Heuristic:Axolotl ai cloud Axolotl FSDP Configuration Guide
| Knowledge Sources | |
|---|---|
| Domains | Distributed_Training, Optimization |
| Last Updated | 2026-02-06 22:33 GMT |
Overview
Configuration rules and compatibility constraints for FSDP (Fully Sharded Data Parallel) training in Axolotl, including FSDP1 deprecation and FSDP2 migration guidance.
Description
FSDP shards model parameters, gradients, and optimizer states across GPUs to enable training of models larger than single-GPU memory. Axolotl supports both FSDP1 (deprecated) and FSDP2, with extensive validation rules around optimizer compatibility, checkpoint formats, and parameter offloading. The configuration is complex: Axolotl sets over 15 environment variables based on the YAML config to orchestrate FSDP through Accelerate.
Usage
Apply these rules when configuring fsdp_config in the training YAML, particularly when choosing between FSDP1 and FSDP2, selecting optimizers, configuring CPU offloading, or troubleshooting FSDP-related errors.

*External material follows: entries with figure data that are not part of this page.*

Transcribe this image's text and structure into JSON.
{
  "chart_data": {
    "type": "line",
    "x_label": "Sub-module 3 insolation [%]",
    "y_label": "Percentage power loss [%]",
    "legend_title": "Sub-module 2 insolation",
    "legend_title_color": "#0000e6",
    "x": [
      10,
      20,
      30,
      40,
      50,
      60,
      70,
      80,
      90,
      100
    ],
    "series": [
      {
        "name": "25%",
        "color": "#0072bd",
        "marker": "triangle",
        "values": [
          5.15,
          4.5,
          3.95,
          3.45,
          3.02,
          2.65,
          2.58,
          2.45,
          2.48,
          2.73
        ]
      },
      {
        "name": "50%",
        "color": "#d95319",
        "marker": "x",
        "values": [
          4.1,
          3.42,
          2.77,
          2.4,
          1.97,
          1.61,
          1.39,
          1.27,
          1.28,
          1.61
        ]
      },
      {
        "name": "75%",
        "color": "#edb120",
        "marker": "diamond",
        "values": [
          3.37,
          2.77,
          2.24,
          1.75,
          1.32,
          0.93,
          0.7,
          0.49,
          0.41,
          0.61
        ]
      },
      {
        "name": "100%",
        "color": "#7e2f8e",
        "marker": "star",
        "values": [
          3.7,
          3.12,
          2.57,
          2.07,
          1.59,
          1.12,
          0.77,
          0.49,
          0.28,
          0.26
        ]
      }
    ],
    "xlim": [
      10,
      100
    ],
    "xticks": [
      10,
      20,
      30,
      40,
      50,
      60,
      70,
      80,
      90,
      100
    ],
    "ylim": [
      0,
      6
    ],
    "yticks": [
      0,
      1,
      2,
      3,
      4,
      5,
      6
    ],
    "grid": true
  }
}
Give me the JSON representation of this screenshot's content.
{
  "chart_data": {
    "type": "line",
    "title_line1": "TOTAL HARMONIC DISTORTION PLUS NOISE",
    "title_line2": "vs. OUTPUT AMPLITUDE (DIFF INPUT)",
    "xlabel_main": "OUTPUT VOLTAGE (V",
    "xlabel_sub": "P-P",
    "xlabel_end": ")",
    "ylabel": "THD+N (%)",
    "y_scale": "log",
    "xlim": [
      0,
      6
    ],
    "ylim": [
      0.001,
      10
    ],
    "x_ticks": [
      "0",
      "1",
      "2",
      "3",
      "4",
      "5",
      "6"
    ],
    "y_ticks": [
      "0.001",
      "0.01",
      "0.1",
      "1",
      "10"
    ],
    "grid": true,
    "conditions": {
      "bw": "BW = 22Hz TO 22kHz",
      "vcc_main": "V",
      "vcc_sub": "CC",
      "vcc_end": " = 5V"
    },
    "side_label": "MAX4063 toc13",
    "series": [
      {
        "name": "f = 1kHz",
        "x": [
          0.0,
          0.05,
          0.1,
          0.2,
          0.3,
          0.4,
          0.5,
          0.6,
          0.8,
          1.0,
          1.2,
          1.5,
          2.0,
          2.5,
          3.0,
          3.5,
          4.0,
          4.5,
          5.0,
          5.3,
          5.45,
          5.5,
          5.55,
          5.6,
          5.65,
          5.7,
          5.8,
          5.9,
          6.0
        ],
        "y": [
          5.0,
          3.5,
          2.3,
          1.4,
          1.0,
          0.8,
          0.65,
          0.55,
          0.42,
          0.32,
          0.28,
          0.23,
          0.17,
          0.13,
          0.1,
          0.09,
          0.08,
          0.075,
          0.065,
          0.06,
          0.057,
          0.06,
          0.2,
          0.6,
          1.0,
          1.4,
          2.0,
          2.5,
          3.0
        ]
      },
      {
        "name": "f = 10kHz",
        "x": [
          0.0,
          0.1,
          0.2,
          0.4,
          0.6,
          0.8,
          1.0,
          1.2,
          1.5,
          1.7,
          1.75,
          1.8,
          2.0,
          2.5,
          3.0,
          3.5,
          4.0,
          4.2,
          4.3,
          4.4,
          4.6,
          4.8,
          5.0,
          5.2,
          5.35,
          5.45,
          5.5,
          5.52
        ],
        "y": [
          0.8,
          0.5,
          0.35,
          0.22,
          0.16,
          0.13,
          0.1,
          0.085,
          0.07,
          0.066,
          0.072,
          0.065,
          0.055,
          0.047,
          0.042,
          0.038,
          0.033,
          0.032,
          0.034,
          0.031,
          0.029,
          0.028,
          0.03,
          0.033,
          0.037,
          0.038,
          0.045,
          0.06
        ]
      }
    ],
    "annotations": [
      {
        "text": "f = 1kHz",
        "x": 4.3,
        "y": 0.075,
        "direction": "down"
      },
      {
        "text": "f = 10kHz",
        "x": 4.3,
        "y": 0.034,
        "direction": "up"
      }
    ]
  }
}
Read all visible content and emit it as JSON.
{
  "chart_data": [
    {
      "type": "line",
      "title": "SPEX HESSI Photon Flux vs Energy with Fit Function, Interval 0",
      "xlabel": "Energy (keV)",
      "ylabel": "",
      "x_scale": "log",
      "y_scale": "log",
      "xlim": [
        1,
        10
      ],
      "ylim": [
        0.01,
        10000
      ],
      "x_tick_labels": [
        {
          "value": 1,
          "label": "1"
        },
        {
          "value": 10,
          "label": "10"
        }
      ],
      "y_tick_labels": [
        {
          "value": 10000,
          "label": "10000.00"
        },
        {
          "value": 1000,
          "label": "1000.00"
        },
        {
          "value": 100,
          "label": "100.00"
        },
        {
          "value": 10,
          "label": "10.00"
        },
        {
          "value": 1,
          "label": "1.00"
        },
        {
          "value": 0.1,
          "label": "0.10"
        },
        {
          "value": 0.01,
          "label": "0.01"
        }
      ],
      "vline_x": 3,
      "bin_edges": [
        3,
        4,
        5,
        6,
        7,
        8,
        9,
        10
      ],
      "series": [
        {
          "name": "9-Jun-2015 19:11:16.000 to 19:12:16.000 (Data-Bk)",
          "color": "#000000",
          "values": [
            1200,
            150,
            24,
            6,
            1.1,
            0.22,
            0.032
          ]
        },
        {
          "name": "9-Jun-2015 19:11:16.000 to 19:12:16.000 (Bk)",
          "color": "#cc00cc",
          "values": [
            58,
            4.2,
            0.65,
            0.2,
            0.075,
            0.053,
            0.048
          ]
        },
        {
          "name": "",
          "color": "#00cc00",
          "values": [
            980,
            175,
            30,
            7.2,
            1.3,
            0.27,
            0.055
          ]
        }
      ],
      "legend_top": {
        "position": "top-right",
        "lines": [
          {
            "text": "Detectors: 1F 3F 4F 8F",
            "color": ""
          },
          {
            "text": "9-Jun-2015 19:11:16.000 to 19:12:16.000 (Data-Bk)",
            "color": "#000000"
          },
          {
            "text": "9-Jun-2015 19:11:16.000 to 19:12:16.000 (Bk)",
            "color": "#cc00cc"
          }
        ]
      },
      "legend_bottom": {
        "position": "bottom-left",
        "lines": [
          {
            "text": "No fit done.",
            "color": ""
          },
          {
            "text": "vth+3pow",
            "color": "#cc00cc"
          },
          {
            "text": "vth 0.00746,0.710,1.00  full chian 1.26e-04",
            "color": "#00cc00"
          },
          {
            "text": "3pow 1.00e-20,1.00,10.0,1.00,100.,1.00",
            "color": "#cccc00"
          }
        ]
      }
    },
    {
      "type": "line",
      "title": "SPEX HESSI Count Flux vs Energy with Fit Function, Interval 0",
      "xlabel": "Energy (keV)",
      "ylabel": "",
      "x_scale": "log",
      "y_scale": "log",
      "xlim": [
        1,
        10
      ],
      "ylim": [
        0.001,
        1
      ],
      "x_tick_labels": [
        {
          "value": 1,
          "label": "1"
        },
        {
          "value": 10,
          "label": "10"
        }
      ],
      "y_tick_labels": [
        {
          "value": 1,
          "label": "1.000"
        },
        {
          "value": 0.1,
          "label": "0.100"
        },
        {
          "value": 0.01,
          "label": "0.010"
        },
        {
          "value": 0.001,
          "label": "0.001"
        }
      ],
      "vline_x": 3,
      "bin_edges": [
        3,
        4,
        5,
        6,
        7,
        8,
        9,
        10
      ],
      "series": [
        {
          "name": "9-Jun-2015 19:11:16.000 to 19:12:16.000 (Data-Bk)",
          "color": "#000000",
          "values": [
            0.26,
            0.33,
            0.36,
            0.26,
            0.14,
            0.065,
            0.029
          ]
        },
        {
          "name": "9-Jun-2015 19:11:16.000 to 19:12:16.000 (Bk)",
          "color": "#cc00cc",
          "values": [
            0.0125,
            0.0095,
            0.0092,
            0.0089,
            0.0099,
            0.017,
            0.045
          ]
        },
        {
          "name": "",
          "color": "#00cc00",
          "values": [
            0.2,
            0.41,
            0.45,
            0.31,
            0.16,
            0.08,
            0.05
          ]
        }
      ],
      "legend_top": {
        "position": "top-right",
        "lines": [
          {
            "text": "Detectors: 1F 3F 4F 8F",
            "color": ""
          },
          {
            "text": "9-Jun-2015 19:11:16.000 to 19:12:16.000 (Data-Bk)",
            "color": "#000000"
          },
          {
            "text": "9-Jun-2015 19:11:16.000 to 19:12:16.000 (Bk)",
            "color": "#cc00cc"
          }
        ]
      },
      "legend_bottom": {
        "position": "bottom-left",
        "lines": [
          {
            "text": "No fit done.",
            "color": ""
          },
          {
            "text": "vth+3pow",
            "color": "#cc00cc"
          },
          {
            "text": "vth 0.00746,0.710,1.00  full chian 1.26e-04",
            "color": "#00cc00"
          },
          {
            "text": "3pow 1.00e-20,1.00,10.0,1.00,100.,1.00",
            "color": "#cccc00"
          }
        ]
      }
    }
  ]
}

The Insight (Rule of Thumb)
- Rule 1 - Use FSDP2: FSDP1 is deprecated in Axolotl. Always use `fsdp_version: 2` for better performance and compatibility.
- Rule 2 - Optimizer Compatibility: With FSDP2, do NOT use `adamw_8bit` or `adamw_bnb_8bit` optimizers (CUDA ops errors). Use `adamw_torch_8bit` instead.
- Rule 3 - QLoRA Checkpoint Type: For QLoRA with FSDP, use `SHARDED_STATE_DICT` for checkpointing to avoid memory spikes during saving.
- Rule 4 - CPU Offloading: Enable `fsdp_offload_params: true` for models that exceed aggregate GPU memory. Trades training speed for memory capacity.
- Rule 5 - Activation Checkpointing: Use `fsdp_activation_checkpointing: true` to reduce activation memory. Compatible with FSDP parameter sharding.
- Rule 6 - Weight Consolidation: Sharded FSDP checkpoints require post-training consolidation via `axolotl merge-sharded-fsdp-weights` before the model can be used for inference.
- Trade-off: FSDP2 provides better memory efficiency and performance than FSDP1, but requires more careful optimizer selection. CPU offloading significantly slows training but allows fitting much larger models.
Reasoning
FSDP2 uses PyTorch's native `torch.distributed.fsdp2` which has better integration with `torch.compile`, more efficient parameter gathering, and improved checkpoint handling compared to the legacy FSDP1 wrapper. The `adamw_bnb_8bit` optimizer incompatibility with FSDP2 stems from bitsandbytes CUDA operations not being compatible with the distributed tensor operations in FSDP2's parameter management, while `adamw_torch_8bit` uses PyTorch-native 8-bit operations that work correctly with distributed tensors.
Code Evidence
FSDP1 deprecation notice from `src/axolotl/utils/schemas/validation.py:859-868`:
@model_validator(mode="before")
@classmethod
def check_fsdp_version(cls, data):
fsdp_config = data.get("fsdp_config", {})
if fsdp_config and str(data.get("fsdp_version")) != "2":
LOG.info(
"FSDP1 will be deprecated in an upcoming release of Axolotl."
"We recommend that you use FSDP version 2 for better performance and compatibility."
)
FSDP2 optimizer incompatibility from `src/axolotl/utils/schemas/validation.py:964-968`:
if self.optimizer in ["adamw_8bit", "adamw_bnb_8bit"]:
# CUDA ops errors with bnb 8bit optimizer + FSDP2
raise ValueError(
f"FSDP2 not compatible with {self.optimizer.value}, use `adamw_torch_8bit` instead"
)
FSDP environment variable configuration from `src/axolotl/utils/trainer.py:601-630`:
if cfg.fsdp_config:
os.environ["ACCELERATE_USE_FSDP"] = "true"
if cfg.fsdp_config.fsdp_version == 2:
os.environ["FSDP_VERSION"] = "2"
if cfg.fsdp_config.fsdp_activation_checkpointing:
os.environ["FSDP_ACTIVATION_CHECKPOINTING"] = "true"
if cfg.fsdp_config.fsdp_offload_params:
os.environ["FSDP_OFFLOAD_PARAMS"] = "true"
os.environ["FSDP_SYNC_MODULE_STATES"] = "true"
os.environ["FSDP_CPU_RAM_EFFICIENT_LOADING"] = "true"
os.environ["FSDP_USE_ORIG_PARAMS"] = "true"